An example of such a matrix that satisfies this property is the $ I_{2 \times 2} $ matrix, which is an idempotent matrix.
\begin{bmatrix} 1 & 0 \\ 0 & 1 \end{bmatrix}
You are told that $A=A^2$ and from this we must prove that $(I-2A)=(I-2A)^{-1}$.
Reworded, letting $P$ be the proposition that $A=A^2$ and letting $Q$ be the proposition that $(I-2A)=(I-2A)^{-1}$ we need to prove that $P\implies Q$
In your attempt, you tried to show that $(Q\wedge P)\implies\textbf{True}$. This is not the same thing as proving that $P\implies Q$. You started with what you want to show. This is not allowed.
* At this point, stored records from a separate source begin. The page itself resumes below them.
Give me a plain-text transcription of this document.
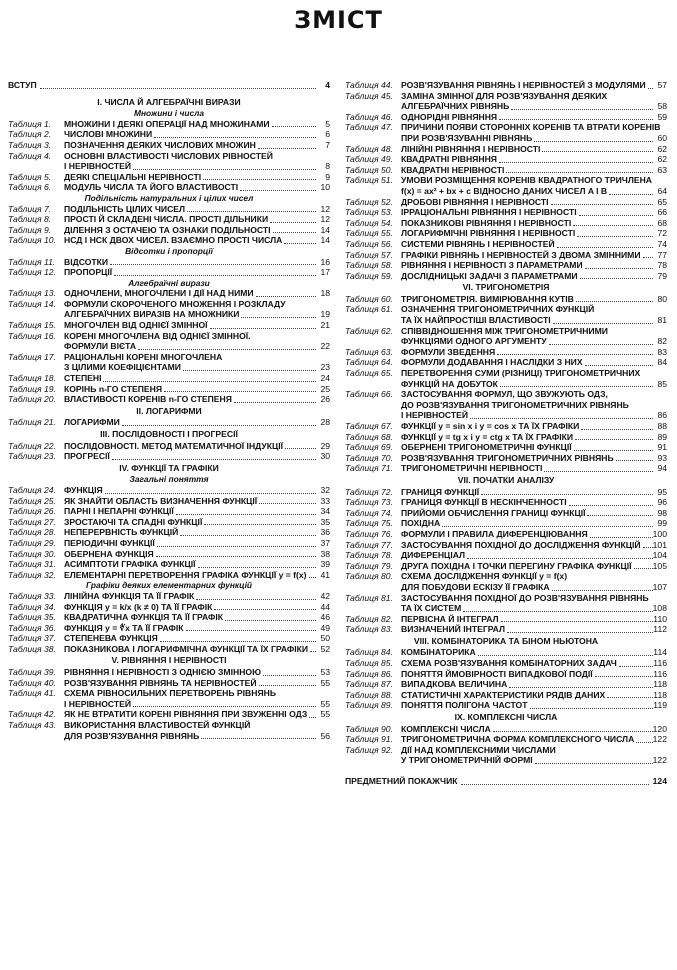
ЗМІСТ
ВСТУП	4
І. ЧИСЛА Й АЛГЕБРАЇЧНІ ВИРАЗИ
Множини і числа
Таблиця 1. МНОЖИНИ І ДЕЯКІ ОПЕРАЦІЇ НАД МНОЖИНАМИ	5
Таблиця 2. ЧИСЛОВІ МНОЖИНИ	6
Таблиця 3. ПОЗНАЧЕННЯ ДЕЯКИХ ЧИСЛОВИХ МНОЖИН	7
Таблиця 4. ОСНОВНІ ВЛАСТИВОСТІ ЧИСЛОВИХ РІВНОСТЕЙ
І НЕРІВНОСТЕЙ	8
Таблиця 5. ДЕЯКІ СПЕЦІАЛЬНІ НЕРІВНОСТІ	9
Таблиця 6. МОДУЛЬ ЧИСЛА ТА ЙОГО ВЛАСТИВОСТІ	10
Подільність натуральних і цілих чисел
Таблиця 7. ПОДІЛЬНІСТЬ ЦІЛИХ ЧИСЕЛ	12
Таблиця 8. ПРОСТІ Й СКЛАДЕНІ ЧИСЛА. ПРОСТІ ДІЛЬНИКИ	12
Таблиця 9. ДІЛЕННЯ З ОСТАЧЕЮ ТА ОЗНАКИ ПОДІЛЬНОСТІ	14
Таблиця 10. НСД І НСК ДВОХ ЧИСЕЛ. ВЗАЄМНО ПРОСТІ ЧИСЛА	14
Відсотки і пропорції
Таблиця 11. ВІДСОТКИ	16
Таблиця 12. ПРОПОРЦІЇ	17
Алгебраїчні вирази
Таблиця 13. ОДНОЧЛЕНИ, МНОГОЧЛЕНИ І ДІЇ НАД НИМИ	18
Таблиця 14. ФОРМУЛИ СКОРОЧЕНОГО МНОЖЕННЯ І РОЗКЛАДУ
АЛГЕБРАЇЧНИХ ВИРАЗІВ НА МНОЖНИКИ	19
Таблиця 15. МНОГОЧЛЕН ВІД ОДНІЄЇ ЗМІННОЇ	21
Таблиця 16. КОРЕНІ МНОГОЧЛЕНА ВІД ОДНІЄЇ ЗМІННОЇ.
ФОРМУЛИ ВІЄТА	22
Таблиця 17. РАЦІОНАЛЬНІ КОРЕНІ МНОГОЧЛЕНА
З ЦІЛИМИ КОЕФІЦІЄНТАМИ	23
Таблиця 18. СТЕПЕНІ	24
Таблиця 19. КОРІНЬ n-ГО СТЕПЕНЯ	25
Таблиця 20. ВЛАСТИВОСТІ КОРЕНІВ n-ГО СТЕПЕНЯ	26
ІІ. ЛОГАРИФМИ
Таблиця 21. ЛОГАРИФМИ	28
ІІІ. ПОСЛІДОВНОСТІ І ПРОГРЕСІЇ
Таблиця 22. ПОСЛІДОВНОСТІ. МЕТОД МАТЕМАТИЧНОЇ ІНДУКЦІЇ	29
Таблиця 23. ПРОГРЕСІЇ	30
IV. ФУНКЦІЇ ТА ГРАФІКИ
Загальні поняття
Таблиця 24. ФУНКЦІЯ	32
Таблиця 25. ЯК ЗНАЙТИ ОБЛАСТЬ ВИЗНАЧЕННЯ ФУНКЦІЇ	33
Таблиця 26. ПАРНІ І НЕПАРНІ ФУНКЦІЇ	34
Таблиця 27. ЗРОСТАЮЧІ ТА СПАДНІ ФУНКЦІЇ	35
Таблиця 28. НЕПЕРЕРВНІСТЬ ФУНКЦІЙ	36
Таблиця 29. ПЕРІОДИЧНІ ФУНКЦІЇ	37
Таблиця 30. ОБЕРНЕНА ФУНКЦІЯ	38
Таблиця 31. АСИМПТОТИ ГРАФІКА ФУНКЦІЇ	39
Таблиця 32. ЕЛЕМЕНТАРНІ ПЕРЕТВОРЕННЯ ГРАФІКА ФУНКЦІЇ y = f(x) 41
Графіки деяких елементарних функцій
Таблиця 33. ЛІНІЙНА ФУНКЦІЯ ТА ЇЇ ГРАФІК	42
Таблиця 34. ФУНКЦІЯ y = k/x (k ≠ 0) ТА ЇЇ ГРАФІК	44
Таблиця 35. КВАДРАТИЧНА ФУНКЦІЯ ТА ЇЇ ГРАФІК	46
Таблиця 36. ФУНКЦІЯ y = ∜x ТА ЇЇ ГРАФІК	49
Таблиця 37. СТЕПЕНЕВА ФУНКЦІЯ	50
Таблиця 38. ПОКАЗНИКОВА І ЛОГАРИФМІЧНА ФУНКЦІЇ ТА ЇХ ГРАФІКИ 52
V. РІВНЯННЯ І НЕРІВНОСТІ
Таблиця 39. РІВНЯННЯ І НЕРІВНОСТІ З ОДНІЄЮ ЗМІННОЮ	53
Таблиця 40. РОЗВ'ЯЗУВАННЯ РІВНЯНЬ ТА НЕРІВНОСТЕЙ	55
Таблиця 41. СХЕМА РІВНОСИЛЬНИХ ПЕРЕТВОРЕНЬ РІВНЯНЬ
І НЕРІВНОСТЕЙ	55
Таблиця 42. ЯК НЕ ВТРАТИТИ КОРЕНІ РІВНЯННЯ ПРИ ЗВУЖЕННІ ОДЗ 55
Таблиця 43. ВИКОРИСТАННЯ ВЛАСТИВОСТЕЙ ФУНКЦІЙ
ДЛЯ РОЗВ'ЯЗУВАННЯ РІВНЯНЬ	56
Таблиця 44. РОЗВ'ЯЗУВАННЯ РІВНЯНЬ І НЕРІВНОСТЕЙ З МОДУЛЯМИ 57
Таблиця 45. ЗАМІНА ЗМІННОЇ ДЛЯ РОЗВ'ЯЗУВАННЯ ДЕЯКИХ
АЛГЕБРАЇЧНИХ РІВНЯНЬ	58
Таблиця 46. ОДНОРІДНІ РІВНЯННЯ	59
Таблиця 47. ПРИЧИНИ ПОЯВИ СТОРОННІХ КОРЕНІВ ТА ВТРАТИ КОРЕНІВ
ПРИ РОЗВ'ЯЗУВАННІ РІВНЯНЬ	60
Таблиця 48. ЛІНІЙНІ РІВНЯННЯ І НЕРІВНОСТІ	62
Таблиця 49. КВАДРАТНІ РІВНЯННЯ	62
Таблиця 50. КВАДРАТНІ НЕРІВНОСТІ	63
Таблиця 51. УМОВИ РОЗМІЩЕННЯ КОРЕНІВ КВАДРАТНОГО ТРИЧЛЕНА
f(x) = ax² + bx + c ВІДНОСНО ДАНИХ ЧИСЕЛ A І B	64
Таблиця 52. ДРОБОВІ РІВНЯННЯ І НЕРІВНОСТІ	65
Таблиця 53. ІРРАЦІОНАЛЬНІ РІВНЯННЯ І НЕРІВНОСТІ	66
Таблиця 54. ПОКАЗНИКОВІ РІВНЯННЯ І НЕРІВНОСТІ	68
Таблиця 55. ЛОГАРИФМІЧНІ РІВНЯННЯ І НЕРІВНОСТІ	72
Таблиця 56. СИСТЕМИ РІВНЯНЬ І НЕРІВНОСТЕЙ	74
Таблиця 57. ГРАФІКИ РІВНЯНЬ І НЕРІВНОСТЕЙ З ДВОМА ЗМІННИМИ 77
Таблиця 58. РІВНЯННЯ І НЕРІВНОСТІ З ПАРАМЕТРАМИ	78
Таблиця 59. ДОСЛІДНИЦЬКІ ЗАДАЧІ З ПАРАМЕТРАМИ	79
VI. ТРИГОНОМЕТРІЯ
Таблиця 60. ТРИГОНОМЕТРІЯ. ВИМІРЮВАННЯ КУТІВ	80
Таблиця 61. ОЗНАЧЕННЯ ТРИГОНОМЕТРИЧНИХ ФУНКЦІЙ
ТА ЇХ НАЙПРОСТІШІ ВЛАСТИВОСТІ	81
Таблиця 62. СПІВВІДНОШЕННЯ МІЖ ТРИГОНОМЕТРИЧНИМИ
ФУНКЦІЯМИ ОДНОГО АРГУМЕНТУ	82
Таблиця 63. ФОРМУЛИ ЗВЕДЕННЯ	83
Таблиця 64. ФОРМУЛИ ДОДАВАННЯ І НАСЛІДКИ З НИХ	84
Таблиця 65. ПЕРЕТВОРЕННЯ СУМИ (РІЗНИЦІ) ТРИГОНОМЕТРИЧНИХ
ФУНКЦІЙ НА ДОБУТОК	85
Таблиця 66. ЗАСТОСУВАННЯ ФОРМУЛ, ЩО ЗВУЖУЮТЬ ОДЗ,
ДО РОЗВ'ЯЗУВАННЯ ТРИГОНОМЕТРИЧНИХ РІВНЯНЬ
І НЕРІВНОСТЕЙ	86
Таблиця 67. ФУНКЦІЇ y = sin x і y = cos x ТА ЇХ ГРАФІКИ	88
Таблиця 68. ФУНКЦІЇ y = tg x і y = ctg x ТА ЇХ ГРАФІКИ	89
Таблиця 69. ОБЕРНЕНІ ТРИГОНОМЕТРИЧНІ ФУНКЦІЇ	91
Таблиця 70. РОЗВ'ЯЗУВАННЯ ТРИГОНОМЕТРИЧНИХ РІВНЯНЬ	93
Таблиця 71. ТРИГОНОМЕТРИЧНІ НЕРІВНОСТІ	94
VII. ПОЧАТКИ АНАЛІЗУ
Таблиця 72. ГРАНИЦЯ ФУНКЦІЇ	95
Таблиця 73. ГРАНИЦЯ ФУНКЦІЇ В НЕСКІНЧЕННОСТІ	96
Таблиця 74. ПРИЙОМИ ОБЧИСЛЕННЯ ГРАНИЦІ ФУНКЦІЇ	98
Таблиця 75. ПОХІДНА	99
Таблиця 76. ФОРМУЛИ І ПРАВИЛА ДИФЕРЕНЦІЮВАННЯ	100
Таблиця 77. ЗАСТОСУВАННЯ ПОХІДНОЇ ДО ДОСЛІДЖЕННЯ ФУНКЦІЙ 101
Таблиця 78. ДИФЕРЕНЦІАЛ	104
Таблиця 79. ДРУГА ПОХІДНА І ТОЧКИ ПЕРЕГИНУ ГРАФІКА ФУНКЦІЇ 105
Таблиця 80. СХЕМА ДОСЛІДЖЕННЯ ФУНКЦІЇ y = f(x)
ДЛЯ ПОБУДОВИ ЕСКІЗУ ЇЇ ГРАФІКА	107
Таблиця 81. ЗАСТОСУВАННЯ ПОХІДНОЇ ДО РОЗВ'ЯЗУВАННЯ РІВНЯНЬ
ТА ЇХ СИСТЕМ	108
Таблиця 82. ПЕРВІСНА Й ІНТЕГРАЛ	110
Таблиця 83. ВИЗНАЧЕНИЙ ІНТЕГРАЛ	112
VIII. КОМБІНАТОРИКА ТА БІНОМ НЬЮТОНА
Таблиця 84. КОМБІНАТОРИКА	114
Таблиця 85. СХЕМА РОЗВ'ЯЗУВАННЯ КОМБІНАТОРНИХ ЗАДАЧ	116
Таблиця 86. ПОНЯТТЯ ЙМОВІРНОСТІ ВИПАДКОВОЇ ПОДІЇ	116
Таблиця 87. ВИПАДКОВА ВЕЛИЧИНА	118
Таблиця 88. СТАТИСТИЧНІ ХАРАКТЕРИСТИКИ РЯДІВ ДАНИХ	118
Таблиця 89. ПОНЯТТЯ ПОЛІГОНА ЧАСТОТ	119
IX. КОМПЛЕКСНІ ЧИСЛА
Таблиця 90. КОМПЛЕКСНІ ЧИСЛА	120
Таблиця 91. ТРИГОНОМЕТРИЧНА ФОРМА КОМПЛЕКСНОГО ЧИСЛА 122
Таблиця 92. ДІЇ НАД КОМПЛЕКСНИМИ ЧИСЛАМИ
У ТРИГОНОМЕТРИЧНІЙ ФОРМІ	122
ПРЕДМЕТНИЙ ПОКАЖЧИК	124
Consider for a counterexample, the claim that if $p$ is a prime number then it is equal to $2$. That is, $p\text{ is prime}\implies p=2$. You should know that this is a false implication, for example $3$ being a prime number different than $2$. In your attempt, it is as though you began your proof by saying "*Let $p=2$ (and let $p$ be a prime number). Then $2=2$, therefore all prime numbers are equal to $2$.*"
Instead, you should begin with your hypotheses and work towards your desired outcome. (Admittedly it is sometimes useful to work backwards by starting with the desired outcome and performing manipulations, however this is dangerous. Especially when some of the steps are not biconditional, for example taking square roots or dividing by unknowns which could be zero).
The start of a correct proof. Suppose that $A=A^2$. Consider $(I-2A)^2$. We wish to prove that $(I-2A)^2=I$ which would then imply that $(I-2A)=(I-2A)^{-1}$.
$(I-2A)^2 = (I-2A)(I-2A)=\cdots$
To answer your question about whether or not the distributive property works for matrices, it does! You have for matrices of appropriate dimension $(A+B)(C+D)=AC+AD+BC+BD$. Be careful however and remember that most matrices will not commute with eachother, so for example $(A+B)(A+B)=A^2+AB+BA+B^2$ is potentially different than $A^2+2AB+B^2$. Identity matrices do always commute with everything.